Forter and other similar companies use sophisticated software to try to identify fraud based on common markers, and then approve transactions real time so that consumers don’t grow frustrated with wait times and book elsewhere, costing agents business.

“We may appear like a fraud prevention company, but we are actually a revenue generation company because we take away the ‘friction.’ When you purchase on Amazon, you are used to clicking on your cart, paying for it. Travel needs to have the same kind of lack of friction,” Reitblat said.

PhocusWright estimates that about 7% of travel agency bookings are flagged for possible fraud and manually reviewed by an employee, creating productivity issues. The most common methods used to validate a credit card are verifying the card number and address.

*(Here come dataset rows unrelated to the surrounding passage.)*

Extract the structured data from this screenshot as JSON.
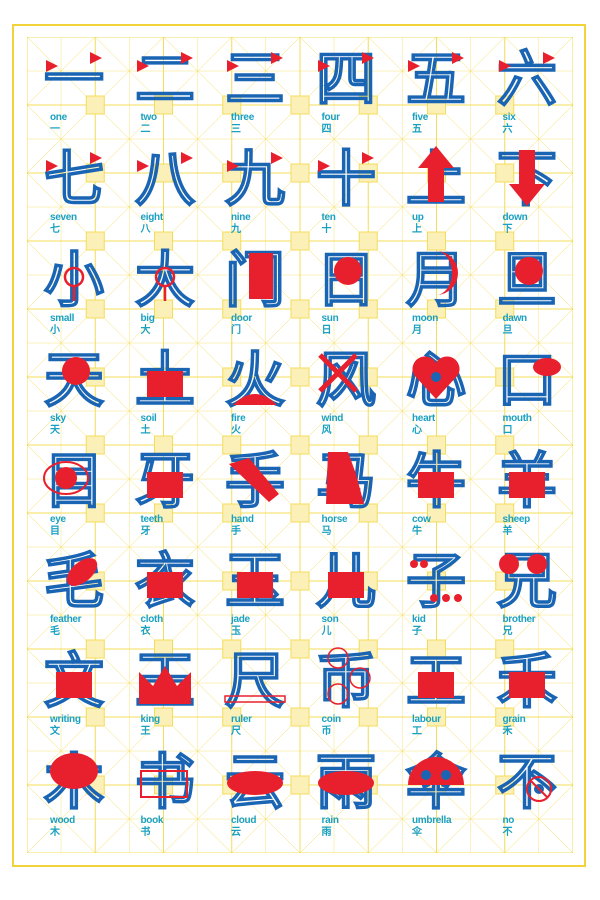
{
  "colors": {
    "border": "#f2d43a",
    "grid": "#f4dc5a",
    "label": "#1aa0c0",
    "blue": "#1a64b4",
    "red": "#e8202e"
  },
  "cells": [
    {
      "en": "one",
      "zh": "一",
      "accent": "triangle"
    },
    {
      "en": "two",
      "zh": "二",
      "accent": "triangle"
    },
    {
      "en": "three",
      "zh": "三",
      "accent": "triangle"
    },
    {
      "en": "four",
      "zh": "四",
      "accent": "triangle"
    },
    {
      "en": "five",
      "zh": "五",
      "accent": "triangle"
    },
    {
      "en": "six",
      "zh": "六",
      "accent": "triangle"
    },
    {
      "en": "seven",
      "zh": "七",
      "accent": "triangle"
    },
    {
      "en": "eight",
      "zh": "八",
      "accent": "triangle"
    },
    {
      "en": "nine",
      "zh": "九",
      "accent": "triangle"
    },
    {
      "en": "ten",
      "zh": "十",
      "accent": "triangle"
    },
    {
      "en": "up",
      "zh": "上",
      "accent": "arrow-up"
    },
    {
      "en": "down",
      "zh": "下",
      "accent": "arrow-down"
    },
    {
      "en": "small",
      "zh": "小",
      "accent": "magnifier"
    },
    {
      "en": "big",
      "zh": "大",
      "accent": "magnifier"
    },
    {
      "en": "door",
      "zh": "门",
      "accent": "door"
    },
    {
      "en": "sun",
      "zh": "日",
      "accent": "sun"
    },
    {
      "en": "moon",
      "zh": "月",
      "accent": "moon"
    },
    {
      "en": "dawn",
      "zh": "旦",
      "accent": "half-sun"
    },
    {
      "en": "sky",
      "zh": "天",
      "accent": "sun"
    },
    {
      "en": "soil",
      "zh": "土",
      "accent": "block"
    },
    {
      "en": "fire",
      "zh": "火",
      "accent": "flame"
    },
    {
      "en": "wind",
      "zh": "风",
      "accent": "windmill"
    },
    {
      "en": "heart",
      "zh": "心",
      "accent": "heart"
    },
    {
      "en": "mouth",
      "zh": "口",
      "accent": "lips"
    },
    {
      "en": "eye",
      "zh": "目",
      "accent": "eye"
    },
    {
      "en": "teeth",
      "zh": "牙",
      "accent": "block"
    },
    {
      "en": "hand",
      "zh": "手",
      "accent": "hand"
    },
    {
      "en": "horse",
      "zh": "马",
      "accent": "horse"
    },
    {
      "en": "cow",
      "zh": "牛",
      "accent": "circle"
    },
    {
      "en": "sheep",
      "zh": "羊",
      "accent": "circle"
    },
    {
      "en": "feather",
      "zh": "毛",
      "accent": "leaf"
    },
    {
      "en": "cloth",
      "zh": "衣",
      "accent": "block"
    },
    {
      "en": "jade",
      "zh": "玉",
      "accent": "circle"
    },
    {
      "en": "son",
      "zh": "儿",
      "accent": "circle"
    },
    {
      "en": "kid",
      "zh": "子",
      "accent": "dots"
    },
    {
      "en": "brother",
      "zh": "兄",
      "accent": "faces"
    },
    {
      "en": "writing",
      "zh": "文",
      "accent": "block"
    },
    {
      "en": "king",
      "zh": "王",
      "accent": "crown"
    },
    {
      "en": "ruler",
      "zh": "尺",
      "accent": "ruler"
    },
    {
      "en": "coin",
      "zh": "币",
      "accent": "coin"
    },
    {
      "en": "labour",
      "zh": "工",
      "accent": "block"
    },
    {
      "en": "grain",
      "zh": "禾",
      "accent": "block"
    },
    {
      "en": "wood",
      "zh": "木",
      "accent": "tree"
    },
    {
      "en": "book",
      "zh": "书",
      "accent": "book"
    },
    {
      "en": "cloud",
      "zh": "云",
      "accent": "cloud"
    },
    {
      "en": "rain",
      "zh": "雨",
      "accent": "cloud"
    },
    {
      "en": "umbrella",
      "zh": "伞",
      "accent": "umbrella"
    },
    {
      "en": "no",
      "zh": "不",
      "accent": "no-sign"
    }
  ]
}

“Manually reviewing transactions causes delays for good customers and is often not enough for these complex cases. Fraudulent agents often use the details of legitimate individuals making legitimate purchases. Those legitimate people don’t know the ‘agent’ is using stolen details. This kind of fraud is very hard for a manual reviewer to spot,” Forter said in its report. “Moreover, they have to work with particularly challenging norms: travelers are globally diverse, frequently in situations where billing, shipping (if any) and IP addresses will not match, and often want tickets for flights taking place in the near future.”

When a reservation is made on a fraudulent card, agencies experience chargebacks from their credit card providers that typically end up hitting the bottom line. According to PhocusWright data, agencies with more than $10 million in gross sales challenge 21.4% of chargebacks, but win a reversal only 14% of the time.